BY Brandon Rittiman | Originally Posted on ABC10
SACRAMENTO, Calif. — Three days after Gov. Gavin Newsom celebrated his 2018 election victory, one of his major corporate campaign donors caused a mass killing.
The Pacific Gas and Electric Company pleaded guilty in June 2020 to felony involuntary manslaughter for killing 84 Californians in the 2018 Camp Fire.
PG&E’s officials walked out of court to go back to work on turning a profit, aided by state policies Newsom crafted to help the company.
“Just the depth of it, it’s shocking,” said Steve Bradley, a retired Cal Fire dispatcher whose grandmother was killed by PG&E. “Even when they are held criminally responsible, nobody actually takes that responsibility. So what’s to stop them?”

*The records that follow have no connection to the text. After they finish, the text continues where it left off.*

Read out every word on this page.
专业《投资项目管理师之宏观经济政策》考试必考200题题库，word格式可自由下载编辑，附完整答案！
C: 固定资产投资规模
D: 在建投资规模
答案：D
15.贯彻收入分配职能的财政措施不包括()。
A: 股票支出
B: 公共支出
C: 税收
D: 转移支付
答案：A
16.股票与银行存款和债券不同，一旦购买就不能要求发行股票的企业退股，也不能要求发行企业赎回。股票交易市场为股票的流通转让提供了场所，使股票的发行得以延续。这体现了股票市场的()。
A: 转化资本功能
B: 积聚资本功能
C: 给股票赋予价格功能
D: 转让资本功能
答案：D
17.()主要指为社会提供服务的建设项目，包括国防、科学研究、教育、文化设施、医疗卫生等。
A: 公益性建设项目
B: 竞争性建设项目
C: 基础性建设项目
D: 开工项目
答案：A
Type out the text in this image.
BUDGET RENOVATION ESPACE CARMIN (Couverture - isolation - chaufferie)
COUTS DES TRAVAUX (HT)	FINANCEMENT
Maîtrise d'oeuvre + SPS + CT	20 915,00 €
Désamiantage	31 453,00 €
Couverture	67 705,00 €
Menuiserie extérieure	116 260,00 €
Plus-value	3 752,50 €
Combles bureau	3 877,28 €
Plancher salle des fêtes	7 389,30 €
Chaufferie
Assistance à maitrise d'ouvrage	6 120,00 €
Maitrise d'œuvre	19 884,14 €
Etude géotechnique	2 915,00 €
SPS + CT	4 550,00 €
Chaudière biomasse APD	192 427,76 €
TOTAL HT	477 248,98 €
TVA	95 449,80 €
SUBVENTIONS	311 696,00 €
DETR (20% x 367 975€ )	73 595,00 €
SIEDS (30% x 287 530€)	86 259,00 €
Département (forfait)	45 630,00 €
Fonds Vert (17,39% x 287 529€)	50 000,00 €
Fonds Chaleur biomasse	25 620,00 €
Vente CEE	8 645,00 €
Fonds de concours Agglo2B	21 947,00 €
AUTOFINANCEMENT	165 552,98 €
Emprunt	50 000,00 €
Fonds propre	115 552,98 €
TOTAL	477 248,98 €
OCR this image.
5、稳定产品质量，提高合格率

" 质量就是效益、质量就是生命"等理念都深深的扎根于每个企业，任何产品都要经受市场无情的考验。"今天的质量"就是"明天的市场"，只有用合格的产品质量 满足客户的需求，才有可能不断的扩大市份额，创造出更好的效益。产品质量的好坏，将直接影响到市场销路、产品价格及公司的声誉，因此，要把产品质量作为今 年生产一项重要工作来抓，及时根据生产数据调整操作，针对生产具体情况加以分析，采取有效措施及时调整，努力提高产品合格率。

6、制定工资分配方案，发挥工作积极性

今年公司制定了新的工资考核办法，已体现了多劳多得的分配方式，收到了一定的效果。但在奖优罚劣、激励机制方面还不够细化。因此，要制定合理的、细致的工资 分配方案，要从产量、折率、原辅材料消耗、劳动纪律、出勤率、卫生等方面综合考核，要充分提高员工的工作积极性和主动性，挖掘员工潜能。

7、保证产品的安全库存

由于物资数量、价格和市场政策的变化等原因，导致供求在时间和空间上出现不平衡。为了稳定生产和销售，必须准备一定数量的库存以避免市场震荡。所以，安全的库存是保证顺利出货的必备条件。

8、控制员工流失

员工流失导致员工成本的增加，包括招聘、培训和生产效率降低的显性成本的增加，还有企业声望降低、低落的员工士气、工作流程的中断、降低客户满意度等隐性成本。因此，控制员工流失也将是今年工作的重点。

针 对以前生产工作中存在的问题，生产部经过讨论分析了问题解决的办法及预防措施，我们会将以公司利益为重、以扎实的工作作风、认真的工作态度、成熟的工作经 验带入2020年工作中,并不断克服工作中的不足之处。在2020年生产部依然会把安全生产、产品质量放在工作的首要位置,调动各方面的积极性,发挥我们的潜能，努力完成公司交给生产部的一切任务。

Bradley’s grandmother Ethel Colleen Riggs was among PG&E’s 84 felony manslaughter victims.
In the months after the crime, Newsom not only signed new financial protections for PG&E into law, his office hired private lawyers in New York who wrote the legislative language.
Confidential emails and documents obtained by ABC10 reveal the New York law offices of law firm O’Melvany and Myers drafted AB 1054 in the Spring of 2019, before it was introduced in the state legislature.